Senate debates
Thursday, 28 November 2019
Bills
Fair Work (Registered Organisations) Amendment (Ensuring Integrity) Bill 2019; In Committee
4:11 pm
Larissa Waters (Queensland, Australian Greens) Share this | Hansard source
You are not scratching your head, perhaps, but the level of confidence in the community in the decisions taken in this place is at an all-time low. Not even you could deny that. It is actually factual. Instead we have a tax on working people and on the rights of ordinary Australians to go about their business, to be fairly paid, to be not ripped off at work and to go home safe. This government thinks that it is a real legend for cracking down on unions. Sorry, but you are really letting the country down.
We will be moving a series of amendments to this bill. My colleague Senator Faruqi will be doing that when the time comes. The time will be very soon, because we are being guillotined on this. One of the amendments we will be moving is to make sure that this bill does not go ahead until we have the level playing field of a national anticorruption body. You want integrity? Then don't be selective. Don't in fact just bully one sector. Why don't you actually bring in integrity across the board? That is the amendment we will be moving. We don't want this bill to pass at all. We think it stinks. We think it is an attack, we think it is politically motivated and we think it will hurt genuine, ordinary workers. But if it does go ahead—and it looks like you have sewn up the numbers for that to happen—then at the very least have the decency to be fair-minded and to ensure that the so-called integrity in your bill's name, in the biggest misnomer in the universe, is actually going to be across the board with a national integrity commission brought in. I will leave that to my colleague to introduce.

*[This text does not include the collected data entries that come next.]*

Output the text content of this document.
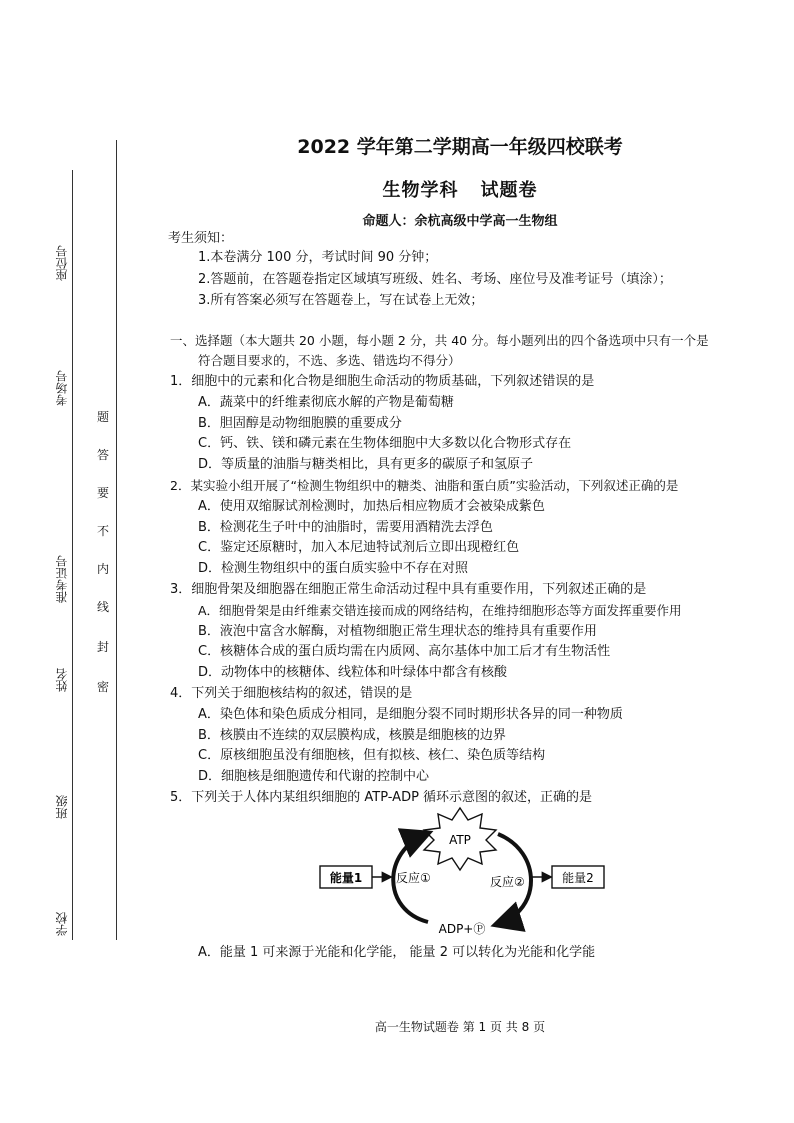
座位号
考场号
准考证号
姓名
班级
学校
题
答
要
不
内
线
封
密
2022 学年第二学期高一年级四校联考
生物学科 试题卷
命题人：余杭高级中学高一生物组
考生须知：
1.本卷满分 100 分，考试时间 90 分钟；
2.答题前，在答题卷指定区域填写班级、姓名、考场、座位号及准考证号（填涂）；
3.所有答案必须写在答题卷上，写在试卷上无效；
一、选择题（本大题共 20 小题，每小题 2 分，共 40 分。每小题列出的四个备选项中只有一个是
符合题目要求的，不选、多选、错选均不得分）
1．细胞中的元素和化合物是细胞生命活动的物质基础，下列叙述错误的是
A．蔬菜中的纤维素彻底水解的产物是葡萄糖
B．胆固醇是动物细胞膜的重要成分
C．钙、铁、镁和磷元素在生物体细胞中大多数以化合物形式存在
D．等质量的油脂与糖类相比，具有更多的碳原子和氢原子
2．某实验小组开展了“检测生物组织中的糖类、油脂和蛋白质”实验活动，下列叙述正确的是
A．使用双缩脲试剂检测时，加热后相应物质才会被染成紫色
B．检测花生子叶中的油脂时，需要用酒精洗去浮色
C．鉴定还原糖时，加入本尼迪特试剂后立即出现橙红色
D．检测生物组织中的蛋白质实验中不存在对照
3．细胞骨架及细胞器在细胞正常生命活动过程中具有重要作用，下列叙述正确的是
A．细胞骨架是由纤维素交错连接而成的网络结构，在维持细胞形态等方面发挥重要作用
B．液泡中富含水解酶，对植物细胞正常生理状态的维持具有重要作用
C．核糖体合成的蛋白质均需在内质网、高尔基体中加工后才有生物活性
D．动物体中的核糖体、线粒体和叶绿体中都含有核酸
4．下列关于细胞核结构的叙述，错误的是
A．染色体和染色质成分相同，是细胞分裂不同时期形状各异的同一种物质
B．核膜由不连续的双层膜构成，核膜是细胞核的边界
C．原核细胞虽没有细胞核，但有拟核、核仁、染色质等结构
D．细胞核是细胞遗传和代谢的控制中心
5．下列关于人体内某组织细胞的 ATP-ADP 循环示意图的叙述，正确的是
ATP
能量1	能量2
反应①	反应②
ADP+Ⓟ
A．能量 1 可来源于光能和化学能， 能量 2 可以转化为光能和化学能
高一生物试题卷 第 1 页 共 8 页
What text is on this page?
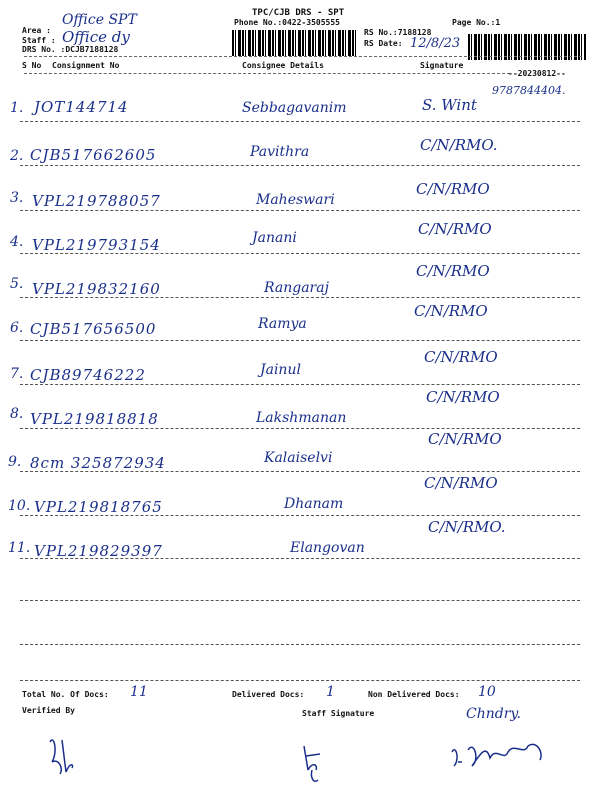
TPC/CJB DRS - SPT
Phone No.:0422-3505555	Page No.:1
Area :
Office SPT
Staff : Office dy
DRS No. :DCJB7188128
RS No.:7188128
RS Date: 12/8/23
S No Consignment No	Consignee Details	Signature
--20230812--
1. JOT144714	Sebbagavanim	S. Wint
9787844404.
2. CJB517662605	Pavithra	C/N/RMO.
3. VPL219788057	Maheswari
C/N/RMO
4. VPL219793154	Janani	C/N/RMO
5. VPL219832160	Rangaraj
C/N/RMO
6. CJB517656500	Ramya
C/N/RMO
7. CJB89746222	Jainul
C/N/RMO
8. VPL219818818	Lakshmanan
C/N/RMO
9. 8cm 325872934	Kalaiselvi
C/N/RMO
10. VPL219818765	Dhanam
C/N/RMO
11. VPL219829397	Elangovan
C/N/RMO.
Total No. Of Docs: 11	Delivered Docs: 1	Non Delivered Docs: 10
Verified By	Staff Signature	Chndry.
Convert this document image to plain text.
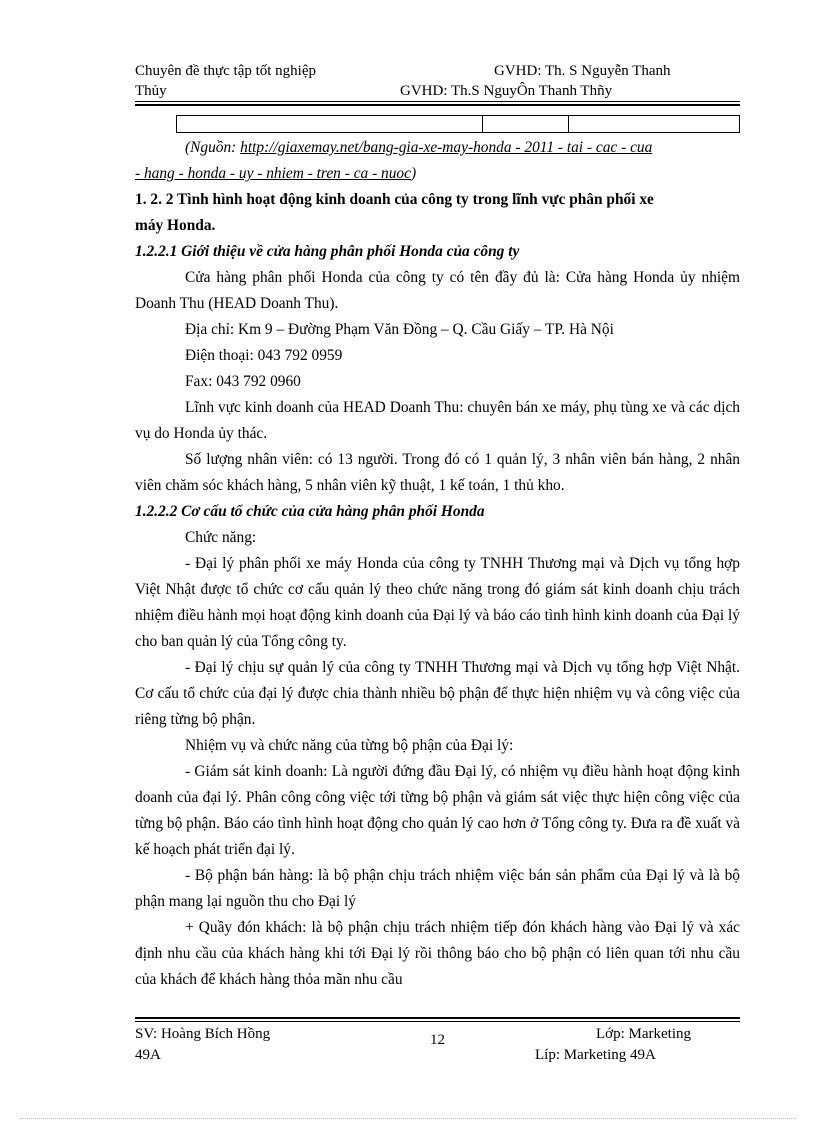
Chuyên đề thực tập tốt nghiệp	GVHD: Th. S Nguyễn Thanh
Thủy	GVHD: Th.S NguyÔn Thanh Thñy
(Nguồn: http://giaxemay.net/bang-gia-xe-may-honda - 2011 - tai - cac - cua
- hang - honda - uy - nhiem - tren - ca - nuoc)
1. 2. 2 Tình hình hoạt động kinh doanh của công ty trong lĩnh vực phân phối xe
máy Honda.
1.2.2.1 Giới thiệu về cửa hàng phân phối Honda của công ty
Cửa hàng phân phối Honda của công ty có tên đầy đủ là: Cửa hàng Honda ủy nhiệm Doanh Thu (HEAD Doanh Thu).
Địa chỉ: Km 9 – Đường Phạm Văn Đồng – Q. Cầu Giấy – TP. Hà Nội
Điện thoại: 043 792 0959
Fax: 043 792 0960
Lĩnh vực kinh doanh của HEAD Doanh Thu: chuyên bán xe máy, phụ tùng xe và các dịch vụ do Honda ủy thác.
Số lượng nhân viên: có 13 người. Trong đó có 1 quản lý, 3 nhân viên bán hàng, 2 nhân viên chăm sóc khách hàng, 5 nhân viên kỹ thuật, 1 kế toán, 1 thủ kho.
1.2.2.2 Cơ cấu tổ chức của cửa hàng phân phối Honda
Chức năng:
- Đại lý phân phối xe máy Honda của công ty TNHH Thương mại và Dịch vụ tổng hợp Việt Nhật được tổ chức cơ cấu quản lý theo chức năng trong đó giám sát kinh doanh chịu trách nhiệm điều hành mọi hoạt động kinh doanh của Đại lý và báo cáo tình hình kinh doanh của Đại lý cho ban quản lý của Tổng công ty.
- Đại lý chịu sự quản lý của công ty TNHH Thương mại và Dịch vụ tổng hợp Việt Nhật. Cơ cấu tổ chức của đại lý được chia thành nhiều bộ phận để thực hiện nhiệm vụ và công việc của riêng từng bộ phận.
Nhiệm vụ và chức năng của từng bộ phận của Đại lý:
- Giám sát kinh doanh: Là người đứng đầu Đại lý, có nhiệm vụ điều hành hoạt động kinh doanh của đại lý. Phân công công việc tới từng bộ phận và giám sát việc thực hiện công việc của từng bộ phận. Báo cáo tình hình hoạt động cho quản lý cao hơn ở Tổng công ty. Đưa ra đề xuất và kế hoạch phát triển đại lý.
- Bộ phận bán hàng: là bộ phận chịu trách nhiệm việc bán sản phẩm của Đại lý và là bộ phận mang lại nguồn thu cho Đại lý
+ Quầy đón khách: là bộ phận chịu trách nhiệm tiếp đón khách hàng vào Đại lý và xác định nhu cầu của khách hàng khi tới Đại lý rồi thông báo cho bộ phận có liên quan tới nhu cầu của khách để khách hàng thỏa mãn nhu cầu
SV: Hoàng Bích Hồng	12	Lớp: Marketing
49A	Líp: Marketing 49A
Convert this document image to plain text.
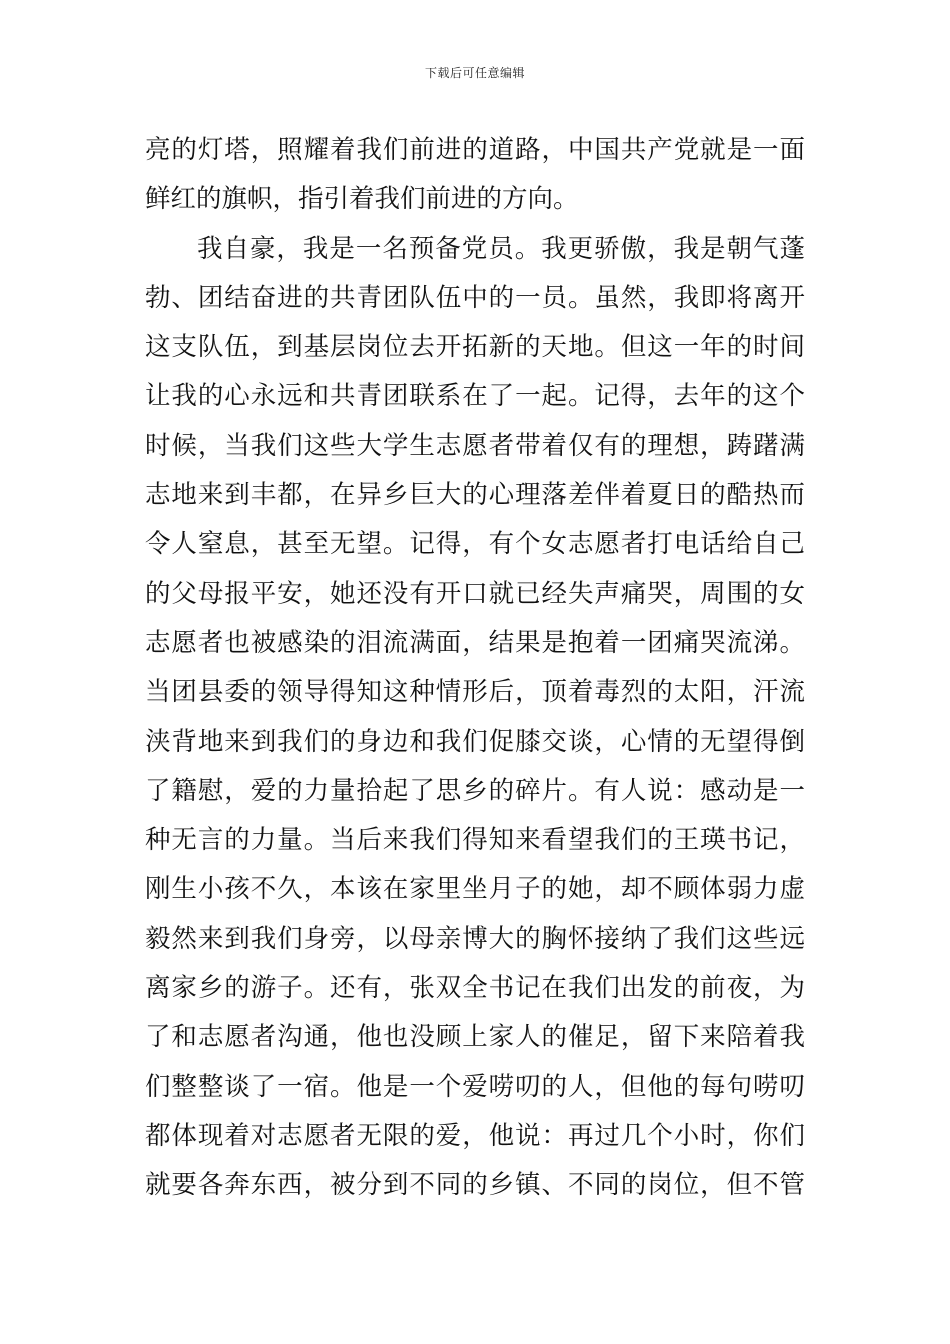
下载后可任意编辑
亮的灯塔，照耀着我们前进的道路，中国共产党就是一面
鲜红的旗帜，指引着我们前进的方向。
我自豪，我是一名预备党员。我更骄傲，我是朝气蓬
勃、团结奋进的共青团队伍中的一员。虽然，我即将离开
这支队伍，到基层岗位去开拓新的天地。但这一年的时间
让我的心永远和共青团联系在了一起。记得，去年的这个
时候，当我们这些大学生志愿者带着仅有的理想，踌躇满
志地来到丰都，在异乡巨大的心理落差伴着夏日的酷热而
令人窒息，甚至无望。记得，有个女志愿者打电话给自己
的父母报平安，她还没有开口就已经失声痛哭，周围的女
志愿者也被感染的泪流满面，结果是抱着一团痛哭流涕。
当团县委的领导得知这种情形后，顶着毒烈的太阳，汗流
浃背地来到我们的身边和我们促膝交谈，心情的无望得倒
了籍慰，爱的力量拾起了思乡的碎片。有人说：感动是一
种无言的力量。当后来我们得知来看望我们的王瑛书记，
刚生小孩不久，本该在家里坐月子的她，却不顾体弱力虚
毅然来到我们身旁，以母亲博大的胸怀接纳了我们这些远
离家乡的游子。还有，张双全书记在我们出发的前夜，为
了和志愿者沟通，他也没顾上家人的催足，留下来陪着我
们整整谈了一宿。他是一个爱唠叨的人，但他的每句唠叨
都体现着对志愿者无限的爱，他说：再过几个小时，你们
就要各奔东西，被分到不同的乡镇、不同的岗位，但不管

When we have the chance to be making decent policies that improve people's lives, protect workers and—hey!—even address climate change, address financial inequality and actually fix the real problems that are out there, we have a government just kicking unions because they think it is politically popular, they think it is a nice favour for their corporate donors and, frankly, they have nothing better to do.
Well, wake up. This is why the Australian public is so disenchanted with politics. It's why the vote for big parties is the lowest it has been in history, and it does not help social cohesion, let alone economic outcomes for communities or environmental outcomes for the planet, to be descending to this sort of debate.